Dalam kehidupan masyarakat
kontemporer, media massa memegang peranan penting dalam kehidupan berbudaya.
Media massa tidak hanya menyampaikan informasi, tetapi juga membentuk budaya
itu sendiri. Informasi-informasi dari realitas empiris yang disajikan media
telah didesain sedemikian rupa hingga membentuk realitasnya sendiri (realitas
media). Celakanya, banyak orang yang terjebak dalam dikotomi ini, dalam artian
tidak bisa memisahkan antara realitas media dengan realitas empiris. Hal ini
terjadi akibat khalayak menganggap media massa memiliki kredibilitas tinggi
dalam merepresentasikan fakta yang ada.
Realitas media merupakan “desain
ulang” realitas empiris yang dilakukan oleh “produser” informasi.
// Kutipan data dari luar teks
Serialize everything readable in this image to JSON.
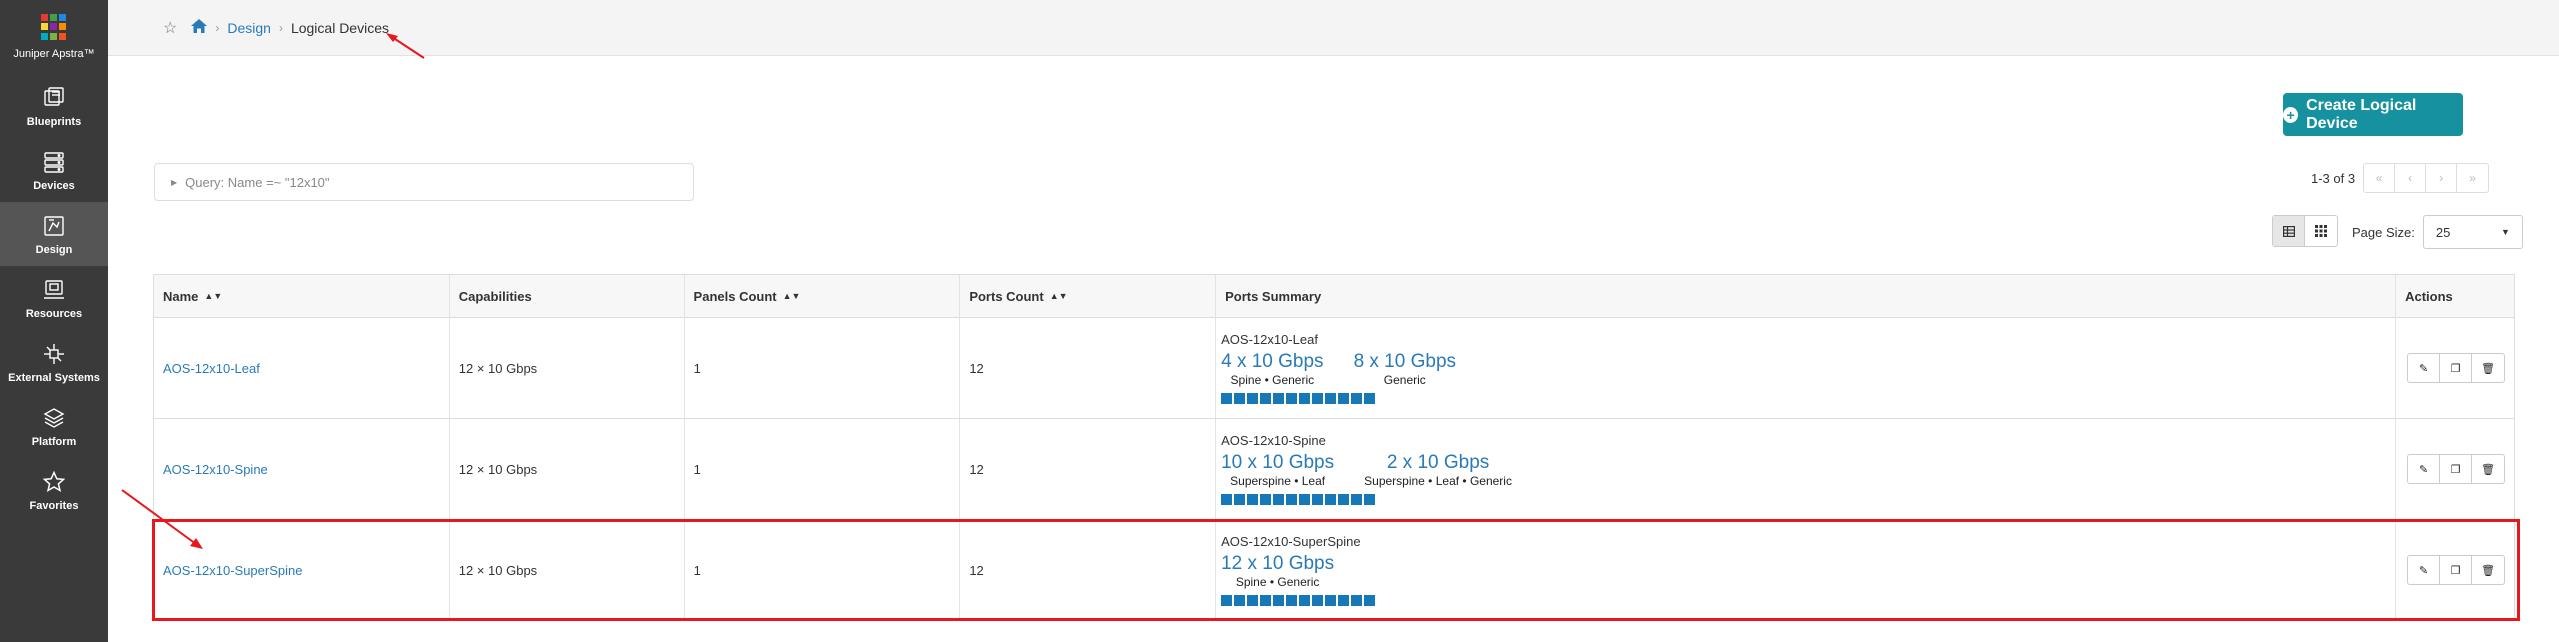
{
  "brand": {
    "name": "Juniper Apstra™",
    "logo_colors": [
      "#e53935",
      "#43a047",
      "#1e88e5",
      "#fdd835",
      "#8e24aa",
      "#fb8c00",
      "#00acc1",
      "#7cb342",
      "#f4511e"
    ]
  },
  "sidebar": {
    "items": [
      {
        "label": "Blueprints",
        "icon": "blueprints-icon"
      },
      {
        "label": "Devices",
        "icon": "devices-icon"
      },
      {
        "label": "Design",
        "icon": "design-icon",
        "active": true
      },
      {
        "label": "Resources",
        "icon": "resources-icon"
      },
      {
        "label": "External Systems",
        "icon": "external-systems-icon"
      },
      {
        "label": "Platform",
        "icon": "platform-icon"
      },
      {
        "label": "Favorites",
        "icon": "star-icon"
      }
    ]
  },
  "breadcrumb": {
    "section": "Design",
    "current": "Logical Devices"
  },
  "toolbar": {
    "create_label": "Create Logical Device",
    "query_text": "Query: Name =~ \"12x10\"",
    "pager_text": "1-3 of 3",
    "pager_buttons": [
      "«",
      "‹",
      "›",
      "»"
    ],
    "page_size_label": "Page Size:",
    "page_size_value": "25"
  },
  "table": {
    "headers": [
      "Name",
      "Capabilities",
      "Panels Count",
      "Ports Count",
      "Ports Summary",
      "Actions"
    ],
    "rows": [
      {
        "name": "AOS-12x10-Leaf",
        "capabilities": "12 × 10 Gbps",
        "panels": "1",
        "ports": "12",
        "summary_title": "AOS-12x10-Leaf",
        "groups": [
          {
            "count": "4 x 10 Gbps",
            "roles": "Spine • Generic"
          },
          {
            "count": "8 x 10 Gbps",
            "roles": "Generic"
          }
        ]
      },
      {
        "name": "AOS-12x10-Spine",
        "capabilities": "12 × 10 Gbps",
        "panels": "1",
        "ports": "12",
        "summary_title": "AOS-12x10-Spine",
        "groups": [
          {
            "count": "10 x 10 Gbps",
            "roles": "Superspine • Leaf"
          },
          {
            "count": "2 x 10 Gbps",
            "roles": "Superspine • Leaf • Generic"
          }
        ]
      },
      {
        "name": "AOS-12x10-SuperSpine",
        "capabilities": "12 × 10 Gbps",
        "panels": "1",
        "ports": "12",
        "summary_title": "AOS-12x10-SuperSpine",
        "groups": [
          {
            "count": "12 x 10 Gbps",
            "roles": "Spine • Generic"
          }
        ]
      }
    ]
  },
  "colors": {
    "accent": "#15919f",
    "link": "#2a7ab8",
    "port_square": "#1778b8",
    "annotation": "#e8161d",
    "sidebar_bg": "#3a3a3a"
  }
}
Desain ulang
terjadi karena adanya “mitos” yang menyatakan bahwa khalayak sangat menyukai
informasi yang bombastis. Informasi yang bombastis akan mendatangkan banyak
khalayak, dan khalayak banyak akan mendatangkan keuntungan yang besar. Maka
tidak berlebihan jika dikatakan realitas media muncul akibat adanya
komodifikasi informasi. Jika dianalogikan, ketika dalam realitas empiris yang
terjadi hanya 1A, maka dalam realitas media yang terjadi adalah 1,5A.
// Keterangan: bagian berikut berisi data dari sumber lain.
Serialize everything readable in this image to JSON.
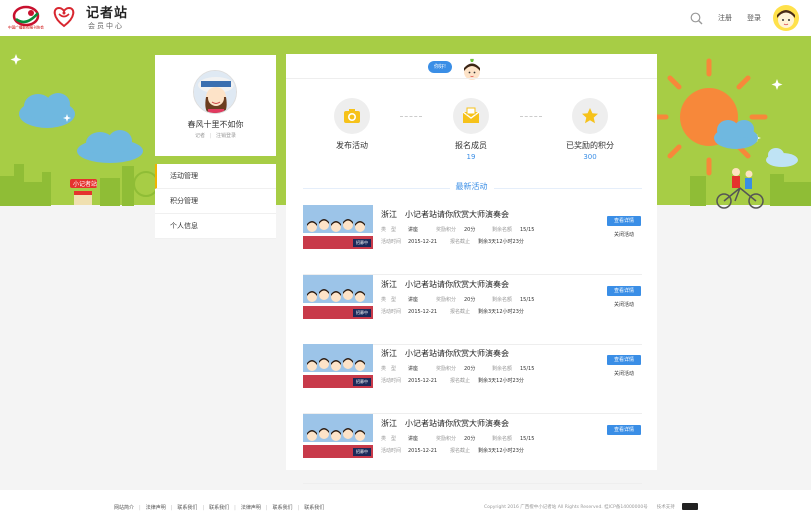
{
  "header": {
    "logo_a_text": "中国广播影视报刊协会",
    "brand_title": "记者站",
    "brand_sub": "会员中心",
    "register": "注册",
    "login": "登录"
  },
  "profile": {
    "name": "春风十里不如你",
    "role": "记者",
    "separator": "|",
    "logout": "注销登录"
  },
  "banner": {
    "station_sign": "小记者站"
  },
  "menu": [
    {
      "label": "活动管理",
      "active": true
    },
    {
      "label": "积分管理",
      "active": false
    },
    {
      "label": "个人信息",
      "active": false
    }
  ],
  "main": {
    "tag": "你好!",
    "stats": [
      {
        "label": "发布活动",
        "value": ""
      },
      {
        "label": "报名成员",
        "value": "19"
      },
      {
        "label": "已奖励的积分",
        "value": "300"
      }
    ],
    "section_title": "最新活动",
    "activities": [
      {
        "title": "浙江　小记者站请你欣赏大师演奏会",
        "type_k": "类　型",
        "type_v": "讲座",
        "points_k": "奖励积分",
        "points_v": "20分",
        "quota_k": "剩余名额",
        "quota_v": "15/15",
        "time_k": "活动时间",
        "time_v": "2015-12-21",
        "deadline_k": "报名截止",
        "deadline_v": "剩余3天12小时23分",
        "thumb_tag": "招募中",
        "detail": "查看详情",
        "close": "关闭活动"
      },
      {
        "title": "浙江　小记者站请你欣赏大师演奏会",
        "type_k": "类　型",
        "type_v": "讲座",
        "points_k": "奖励积分",
        "points_v": "20分",
        "quota_k": "剩余名额",
        "quota_v": "15/15",
        "time_k": "活动时间",
        "time_v": "2015-12-21",
        "deadline_k": "报名截止",
        "deadline_v": "剩余3天12小时23分",
        "thumb_tag": "招募中",
        "detail": "查看详情",
        "close": "关闭活动"
      },
      {
        "title": "浙江　小记者站请你欣赏大师演奏会",
        "type_k": "类　型",
        "type_v": "讲座",
        "points_k": "奖励积分",
        "points_v": "20分",
        "quota_k": "剩余名额",
        "quota_v": "15/15",
        "time_k": "活动时间",
        "time_v": "2015-12-21",
        "deadline_k": "报名截止",
        "deadline_v": "剩余3天12小时23分",
        "thumb_tag": "招募中",
        "detail": "查看详情",
        "close": "关闭活动"
      },
      {
        "title": "浙江　小记者站请你欣赏大师演奏会",
        "type_k": "类　型",
        "type_v": "讲座",
        "points_k": "奖励积分",
        "points_v": "20分",
        "quota_k": "剩余名额",
        "quota_v": "15/15",
        "time_k": "活动时间",
        "time_v": "2015-12-21",
        "deadline_k": "报名截止",
        "deadline_v": "剩余3天12小时23分",
        "thumb_tag": "招募中",
        "detail": "查看详情",
        "close": ""
      }
    ]
  },
  "footer": {
    "links": [
      "网站简介",
      "法律声明",
      "联系我们",
      "联系我们",
      "法律声明",
      "联系我们",
      "联系我们"
    ],
    "copyright": "Copyright 2016 广西橙中小记者站 All Rights Reserved. 桂ICP备14000000号　　技术支持"
  },
  "colors": {
    "accent": "#3a8ee6",
    "banner_green": "#a7cd45",
    "menu_active": "#f0b400",
    "sun": "#f7883a"
  }
}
Yang mungkin tidak disadari banyak
pihak adalah, realitas media ini mempunyai potensi menimbulkan konflik,
khususnya konflik antar etnis. Ketika terdapat penyampaian informasi yang
berlebihan, ketimpangan informasi, apalagi sampai mendistorsi informasi, maka
pada saat itulah potensi konflik akan muncul. Hal ini terjadi akibat ada
pihak-pihak (etnis) yang merasa dirugikan dengan penyampaian informasi ini.
Bentuknya beragam, reaksinya bisa mengarah kepada media yang menginformasikan,
atau kepada pihak (etnis) lain.
Berangkat dari kerangka berpikir
diatas, tulisan ini akan memaparkan signifikansi media dalam kohesifitas antar
etnis, dan karena tulisan ini merupakan pandangan hipotetik penulis, maka
pembuktiannya perlu dilakukan dalam bentuk penelitian lebih lanjut.
Orientasi Media Massa
Secara umum, orientasi dari media
massa ada tiga, condong pada pemerintah, provit oriented, atau
berorientasi pada publik. Media yang condong pada pemerintah umumnya adalah
media buatan pemerintah sendiri, selalu menyampaikan kegiatan ataupun agenda
yang telah dicapai pemerintah. Contoh dari media ini adalah TVRI, walaupun
terkadang TVRI juga menyampaikan kritik terhadap kinerja pemerintah.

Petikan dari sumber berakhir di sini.